Le monde de la tauromachie est en deuil après l’annonce soudaine de la retraite de Morante de Puebla, survenue ce dimanche aux arènes de Las Ventas à Madrid. Le torero, âgé de 46 ans, a choisi de mettre un terme à sa carrière de manière spectaculaire, quelques instants après avoir triomphé face à deux taureaux, obtenant deux oreilles et l’ouverture de sa deuxième grande porte, une distinction prestigieuse dans la capitale espagnole.
Le moment décisif s’est produit après un combat particulièrement réussi contre le quatrième taureau de l’après-midi. Morante de Puebla, acclamé par le public et visiblement ému, a rejoint son équipe dans un étreinte chaleureuse avant de déposer ses trophées au centre de l’arène, signalant ainsi la fin de son parcours. Ce geste, empreint d’émotion et de symbolisme, a plongé l’assistance dans un silence respectueux.
Cette journée d’adieu était d’autant plus particulière qu’elle marquait également le retrait de Fernando Robleño, un autre torero expérimenté. La présence du jeune Sergio Rodríguez dans l’équipe de toreros ajoutait une dimension générationnelle à cet événement.
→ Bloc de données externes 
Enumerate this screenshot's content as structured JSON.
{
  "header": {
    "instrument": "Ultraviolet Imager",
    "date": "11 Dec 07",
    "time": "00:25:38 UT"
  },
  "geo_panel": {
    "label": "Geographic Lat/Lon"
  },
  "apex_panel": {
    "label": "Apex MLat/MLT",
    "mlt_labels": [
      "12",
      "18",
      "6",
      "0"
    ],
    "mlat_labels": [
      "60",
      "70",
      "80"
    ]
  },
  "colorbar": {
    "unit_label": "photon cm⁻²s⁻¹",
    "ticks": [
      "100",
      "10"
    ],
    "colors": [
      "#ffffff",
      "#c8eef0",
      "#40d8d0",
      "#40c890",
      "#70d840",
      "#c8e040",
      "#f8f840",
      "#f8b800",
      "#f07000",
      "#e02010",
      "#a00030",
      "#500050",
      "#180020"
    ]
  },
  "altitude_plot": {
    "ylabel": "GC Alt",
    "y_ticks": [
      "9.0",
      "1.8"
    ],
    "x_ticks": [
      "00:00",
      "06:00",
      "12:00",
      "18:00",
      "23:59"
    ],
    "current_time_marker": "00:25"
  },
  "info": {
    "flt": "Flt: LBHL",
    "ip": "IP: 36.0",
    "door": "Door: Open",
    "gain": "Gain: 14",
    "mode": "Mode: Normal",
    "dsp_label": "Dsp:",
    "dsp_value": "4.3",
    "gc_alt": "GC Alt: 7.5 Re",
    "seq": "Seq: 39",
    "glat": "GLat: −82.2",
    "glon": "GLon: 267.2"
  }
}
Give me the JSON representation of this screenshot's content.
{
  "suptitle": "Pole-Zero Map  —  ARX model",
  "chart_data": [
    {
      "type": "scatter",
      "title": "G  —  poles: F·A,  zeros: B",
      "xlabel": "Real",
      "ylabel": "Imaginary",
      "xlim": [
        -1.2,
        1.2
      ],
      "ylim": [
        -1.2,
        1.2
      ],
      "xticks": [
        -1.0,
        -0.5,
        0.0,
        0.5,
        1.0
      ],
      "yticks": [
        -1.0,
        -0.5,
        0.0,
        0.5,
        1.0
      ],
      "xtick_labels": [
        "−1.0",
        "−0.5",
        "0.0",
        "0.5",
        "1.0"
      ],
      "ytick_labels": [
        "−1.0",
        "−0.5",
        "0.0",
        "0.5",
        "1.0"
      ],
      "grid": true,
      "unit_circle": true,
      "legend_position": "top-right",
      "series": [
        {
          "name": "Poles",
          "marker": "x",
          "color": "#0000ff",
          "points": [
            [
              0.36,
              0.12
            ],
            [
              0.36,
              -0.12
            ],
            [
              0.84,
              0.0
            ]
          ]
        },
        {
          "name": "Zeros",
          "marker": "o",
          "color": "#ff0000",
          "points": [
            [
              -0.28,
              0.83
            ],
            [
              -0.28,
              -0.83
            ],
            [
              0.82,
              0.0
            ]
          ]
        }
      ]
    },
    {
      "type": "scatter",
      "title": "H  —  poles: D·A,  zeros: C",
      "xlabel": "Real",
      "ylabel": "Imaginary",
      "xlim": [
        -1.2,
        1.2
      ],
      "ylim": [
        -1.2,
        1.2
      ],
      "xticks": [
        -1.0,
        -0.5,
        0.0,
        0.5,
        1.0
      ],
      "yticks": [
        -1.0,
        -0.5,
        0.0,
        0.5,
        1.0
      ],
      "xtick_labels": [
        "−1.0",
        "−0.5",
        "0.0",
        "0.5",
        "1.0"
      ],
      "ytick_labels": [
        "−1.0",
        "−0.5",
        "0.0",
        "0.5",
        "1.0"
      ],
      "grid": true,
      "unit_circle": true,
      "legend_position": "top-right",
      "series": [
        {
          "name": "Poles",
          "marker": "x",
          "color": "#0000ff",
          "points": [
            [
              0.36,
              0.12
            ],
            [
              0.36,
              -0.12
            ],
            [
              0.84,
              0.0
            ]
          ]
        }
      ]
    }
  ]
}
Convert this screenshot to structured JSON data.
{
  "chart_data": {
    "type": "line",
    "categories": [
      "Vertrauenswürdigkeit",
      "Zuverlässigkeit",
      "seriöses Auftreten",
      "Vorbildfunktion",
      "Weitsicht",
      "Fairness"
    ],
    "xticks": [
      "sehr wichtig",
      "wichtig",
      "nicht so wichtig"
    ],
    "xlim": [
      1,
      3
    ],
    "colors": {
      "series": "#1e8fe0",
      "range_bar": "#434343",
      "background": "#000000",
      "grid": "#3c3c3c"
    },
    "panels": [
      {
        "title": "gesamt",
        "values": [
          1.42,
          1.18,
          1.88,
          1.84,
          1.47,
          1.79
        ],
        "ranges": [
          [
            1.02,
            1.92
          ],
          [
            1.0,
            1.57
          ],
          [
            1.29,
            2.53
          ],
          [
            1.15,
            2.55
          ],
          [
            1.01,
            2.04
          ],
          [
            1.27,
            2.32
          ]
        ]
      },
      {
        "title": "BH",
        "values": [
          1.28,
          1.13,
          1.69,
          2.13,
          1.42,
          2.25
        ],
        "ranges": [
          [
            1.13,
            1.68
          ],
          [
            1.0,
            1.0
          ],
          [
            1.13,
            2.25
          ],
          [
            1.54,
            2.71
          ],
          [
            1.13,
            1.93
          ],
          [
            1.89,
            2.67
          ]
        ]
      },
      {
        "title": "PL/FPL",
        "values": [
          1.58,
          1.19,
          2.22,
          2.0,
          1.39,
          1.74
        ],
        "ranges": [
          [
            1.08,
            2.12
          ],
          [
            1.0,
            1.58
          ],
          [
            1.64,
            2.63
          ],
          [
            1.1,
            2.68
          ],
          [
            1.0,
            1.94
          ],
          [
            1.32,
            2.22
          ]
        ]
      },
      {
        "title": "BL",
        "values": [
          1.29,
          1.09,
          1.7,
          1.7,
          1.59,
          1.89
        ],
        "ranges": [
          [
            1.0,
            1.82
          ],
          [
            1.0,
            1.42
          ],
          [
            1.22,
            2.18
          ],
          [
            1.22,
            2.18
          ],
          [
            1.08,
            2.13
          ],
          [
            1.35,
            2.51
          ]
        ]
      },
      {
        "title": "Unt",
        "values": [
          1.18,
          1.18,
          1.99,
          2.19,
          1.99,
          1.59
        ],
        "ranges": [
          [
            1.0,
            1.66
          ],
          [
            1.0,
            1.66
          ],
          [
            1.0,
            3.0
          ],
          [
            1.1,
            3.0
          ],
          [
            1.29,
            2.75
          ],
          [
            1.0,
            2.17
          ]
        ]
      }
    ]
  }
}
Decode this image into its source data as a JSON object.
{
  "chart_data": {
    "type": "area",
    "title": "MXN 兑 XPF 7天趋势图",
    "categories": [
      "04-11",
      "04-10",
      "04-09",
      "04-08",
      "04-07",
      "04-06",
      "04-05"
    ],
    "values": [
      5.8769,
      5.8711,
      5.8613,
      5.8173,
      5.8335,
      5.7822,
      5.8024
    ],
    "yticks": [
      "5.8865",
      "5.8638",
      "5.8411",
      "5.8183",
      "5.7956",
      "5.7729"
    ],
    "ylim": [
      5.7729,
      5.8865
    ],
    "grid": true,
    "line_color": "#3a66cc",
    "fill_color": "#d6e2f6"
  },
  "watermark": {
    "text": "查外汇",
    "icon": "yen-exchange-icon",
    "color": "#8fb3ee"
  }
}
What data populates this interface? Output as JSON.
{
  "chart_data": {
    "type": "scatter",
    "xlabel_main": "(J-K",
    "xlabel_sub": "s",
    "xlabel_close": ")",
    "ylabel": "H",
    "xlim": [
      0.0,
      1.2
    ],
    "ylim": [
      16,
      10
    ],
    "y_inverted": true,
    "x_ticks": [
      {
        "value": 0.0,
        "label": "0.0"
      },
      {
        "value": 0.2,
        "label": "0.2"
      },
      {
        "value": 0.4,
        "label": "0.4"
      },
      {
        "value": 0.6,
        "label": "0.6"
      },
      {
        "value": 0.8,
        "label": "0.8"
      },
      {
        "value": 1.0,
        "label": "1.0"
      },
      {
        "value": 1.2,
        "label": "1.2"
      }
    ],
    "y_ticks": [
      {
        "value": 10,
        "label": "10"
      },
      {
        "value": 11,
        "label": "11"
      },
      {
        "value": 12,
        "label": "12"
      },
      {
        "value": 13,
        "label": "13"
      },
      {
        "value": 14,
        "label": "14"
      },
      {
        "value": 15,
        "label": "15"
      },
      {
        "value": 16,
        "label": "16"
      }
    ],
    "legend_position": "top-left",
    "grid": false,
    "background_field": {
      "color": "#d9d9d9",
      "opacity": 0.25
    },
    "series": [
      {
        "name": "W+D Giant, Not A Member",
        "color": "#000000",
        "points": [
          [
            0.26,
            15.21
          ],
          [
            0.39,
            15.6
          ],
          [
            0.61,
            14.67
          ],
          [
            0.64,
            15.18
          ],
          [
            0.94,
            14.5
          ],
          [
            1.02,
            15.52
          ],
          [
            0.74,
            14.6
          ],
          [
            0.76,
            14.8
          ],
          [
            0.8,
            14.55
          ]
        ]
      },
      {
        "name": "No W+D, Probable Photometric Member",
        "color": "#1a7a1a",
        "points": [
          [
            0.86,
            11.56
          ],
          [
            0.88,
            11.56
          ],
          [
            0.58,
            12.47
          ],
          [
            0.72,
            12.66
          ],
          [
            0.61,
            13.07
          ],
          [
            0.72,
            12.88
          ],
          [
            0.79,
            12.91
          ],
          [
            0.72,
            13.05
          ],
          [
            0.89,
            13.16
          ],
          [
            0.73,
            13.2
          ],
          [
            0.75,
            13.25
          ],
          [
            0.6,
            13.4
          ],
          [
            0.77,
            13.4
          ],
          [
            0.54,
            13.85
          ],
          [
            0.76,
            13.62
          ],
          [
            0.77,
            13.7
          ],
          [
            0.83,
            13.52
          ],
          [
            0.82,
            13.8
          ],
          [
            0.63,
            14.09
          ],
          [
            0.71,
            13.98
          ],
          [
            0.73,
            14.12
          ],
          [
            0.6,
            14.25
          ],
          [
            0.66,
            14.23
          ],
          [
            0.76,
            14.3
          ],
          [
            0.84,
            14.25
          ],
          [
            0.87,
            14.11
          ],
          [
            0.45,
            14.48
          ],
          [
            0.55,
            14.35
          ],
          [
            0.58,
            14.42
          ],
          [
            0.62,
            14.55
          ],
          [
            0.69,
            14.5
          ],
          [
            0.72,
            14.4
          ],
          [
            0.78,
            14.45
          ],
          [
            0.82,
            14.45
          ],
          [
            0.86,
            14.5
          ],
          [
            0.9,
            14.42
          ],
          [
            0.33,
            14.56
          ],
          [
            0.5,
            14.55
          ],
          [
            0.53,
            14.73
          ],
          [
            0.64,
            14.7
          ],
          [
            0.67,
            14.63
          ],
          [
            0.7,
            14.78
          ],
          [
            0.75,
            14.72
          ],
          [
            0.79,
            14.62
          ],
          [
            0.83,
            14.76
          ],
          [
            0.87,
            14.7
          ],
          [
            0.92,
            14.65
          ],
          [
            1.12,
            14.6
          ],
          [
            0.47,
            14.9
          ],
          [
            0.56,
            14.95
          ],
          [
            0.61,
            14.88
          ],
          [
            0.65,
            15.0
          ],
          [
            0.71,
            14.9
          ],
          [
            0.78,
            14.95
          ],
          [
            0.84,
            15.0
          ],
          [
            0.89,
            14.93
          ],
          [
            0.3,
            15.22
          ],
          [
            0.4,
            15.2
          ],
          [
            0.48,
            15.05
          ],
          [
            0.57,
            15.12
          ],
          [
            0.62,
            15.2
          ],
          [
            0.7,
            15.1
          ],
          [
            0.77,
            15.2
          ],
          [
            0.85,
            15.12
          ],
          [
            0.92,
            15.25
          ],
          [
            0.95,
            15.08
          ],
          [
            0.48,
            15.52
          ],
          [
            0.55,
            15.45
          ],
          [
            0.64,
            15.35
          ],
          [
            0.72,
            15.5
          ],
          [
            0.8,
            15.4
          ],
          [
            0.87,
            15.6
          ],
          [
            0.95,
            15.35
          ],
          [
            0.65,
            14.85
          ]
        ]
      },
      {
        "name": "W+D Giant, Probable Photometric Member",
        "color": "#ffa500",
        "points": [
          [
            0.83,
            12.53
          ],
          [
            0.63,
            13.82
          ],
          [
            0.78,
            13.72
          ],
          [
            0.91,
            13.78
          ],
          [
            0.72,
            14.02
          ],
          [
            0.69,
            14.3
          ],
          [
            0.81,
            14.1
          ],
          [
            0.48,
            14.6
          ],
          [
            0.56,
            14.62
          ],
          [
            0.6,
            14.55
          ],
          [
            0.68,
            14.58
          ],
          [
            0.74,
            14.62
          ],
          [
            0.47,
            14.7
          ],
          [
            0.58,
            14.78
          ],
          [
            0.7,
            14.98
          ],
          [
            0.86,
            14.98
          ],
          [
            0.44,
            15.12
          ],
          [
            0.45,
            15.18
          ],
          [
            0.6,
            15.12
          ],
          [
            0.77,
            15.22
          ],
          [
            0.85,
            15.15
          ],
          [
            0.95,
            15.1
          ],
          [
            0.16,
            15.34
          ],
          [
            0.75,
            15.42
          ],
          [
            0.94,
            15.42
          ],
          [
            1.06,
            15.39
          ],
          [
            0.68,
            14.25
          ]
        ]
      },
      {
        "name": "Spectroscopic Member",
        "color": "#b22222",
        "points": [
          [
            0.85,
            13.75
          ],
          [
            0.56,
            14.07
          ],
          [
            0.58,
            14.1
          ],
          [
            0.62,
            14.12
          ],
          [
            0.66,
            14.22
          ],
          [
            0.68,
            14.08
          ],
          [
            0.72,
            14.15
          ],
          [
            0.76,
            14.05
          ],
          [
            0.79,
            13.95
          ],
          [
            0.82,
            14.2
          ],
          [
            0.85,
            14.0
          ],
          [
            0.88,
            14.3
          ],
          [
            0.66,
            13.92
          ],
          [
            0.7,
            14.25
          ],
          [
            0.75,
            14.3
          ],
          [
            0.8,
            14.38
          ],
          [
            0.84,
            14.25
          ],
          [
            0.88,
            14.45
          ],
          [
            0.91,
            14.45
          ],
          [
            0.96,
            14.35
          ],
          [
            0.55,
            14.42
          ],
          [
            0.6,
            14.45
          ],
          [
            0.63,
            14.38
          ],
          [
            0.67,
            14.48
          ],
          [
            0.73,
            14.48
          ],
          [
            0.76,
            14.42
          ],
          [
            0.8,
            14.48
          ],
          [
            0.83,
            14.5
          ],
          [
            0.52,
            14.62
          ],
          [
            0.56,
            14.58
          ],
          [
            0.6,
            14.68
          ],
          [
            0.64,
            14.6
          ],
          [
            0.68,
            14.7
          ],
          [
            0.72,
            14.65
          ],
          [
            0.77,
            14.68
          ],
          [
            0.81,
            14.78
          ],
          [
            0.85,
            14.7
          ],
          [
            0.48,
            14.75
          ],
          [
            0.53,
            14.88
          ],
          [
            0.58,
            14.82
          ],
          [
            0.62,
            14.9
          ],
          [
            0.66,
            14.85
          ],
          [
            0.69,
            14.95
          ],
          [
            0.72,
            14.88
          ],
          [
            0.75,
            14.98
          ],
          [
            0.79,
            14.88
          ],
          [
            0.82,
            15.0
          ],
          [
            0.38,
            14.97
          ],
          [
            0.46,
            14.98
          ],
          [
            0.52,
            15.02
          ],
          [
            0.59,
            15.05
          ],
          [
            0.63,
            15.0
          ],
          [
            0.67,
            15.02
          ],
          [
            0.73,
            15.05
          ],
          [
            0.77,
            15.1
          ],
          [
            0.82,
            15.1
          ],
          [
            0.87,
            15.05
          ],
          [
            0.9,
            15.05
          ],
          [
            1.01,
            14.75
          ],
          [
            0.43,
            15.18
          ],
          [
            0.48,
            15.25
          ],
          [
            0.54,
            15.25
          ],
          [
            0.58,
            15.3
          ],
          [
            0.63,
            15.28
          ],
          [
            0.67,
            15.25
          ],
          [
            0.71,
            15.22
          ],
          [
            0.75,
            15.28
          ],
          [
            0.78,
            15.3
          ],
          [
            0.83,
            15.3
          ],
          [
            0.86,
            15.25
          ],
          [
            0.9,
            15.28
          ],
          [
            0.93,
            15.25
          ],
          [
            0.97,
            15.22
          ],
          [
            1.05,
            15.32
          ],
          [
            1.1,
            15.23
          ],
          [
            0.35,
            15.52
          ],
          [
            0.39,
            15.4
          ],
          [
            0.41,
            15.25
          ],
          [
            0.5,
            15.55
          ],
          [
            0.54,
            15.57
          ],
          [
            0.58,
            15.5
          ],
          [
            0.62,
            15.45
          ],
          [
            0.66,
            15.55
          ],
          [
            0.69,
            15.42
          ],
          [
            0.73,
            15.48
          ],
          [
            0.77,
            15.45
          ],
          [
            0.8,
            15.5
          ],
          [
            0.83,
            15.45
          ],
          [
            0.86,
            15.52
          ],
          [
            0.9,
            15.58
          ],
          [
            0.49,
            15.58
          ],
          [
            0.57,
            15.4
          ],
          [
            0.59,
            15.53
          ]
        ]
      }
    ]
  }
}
Morante a même subi une légère blessure lors de la réception de la capote face au quatrième taureau, mais a su revenir dans l’arène avec courage et élégance, offrant une performance saluée pour son temple, son émotion et sa technique.
La presse espagnole a souligné la portée symbolique de ce moment, rappelant que Las Ventas était le lieu où Morante de Puebla avait nourri ses rêves d’enfant.
« C’est dans cette même rue qu’il a rêvé tant de fois et où, aujourd’hui, il a définitivement dit au revoir. »
La presse espagnole
Ce départ marque la fin d’une époque et restera gravé dans la mémoire des passionnés de tauromachie à travers le monde.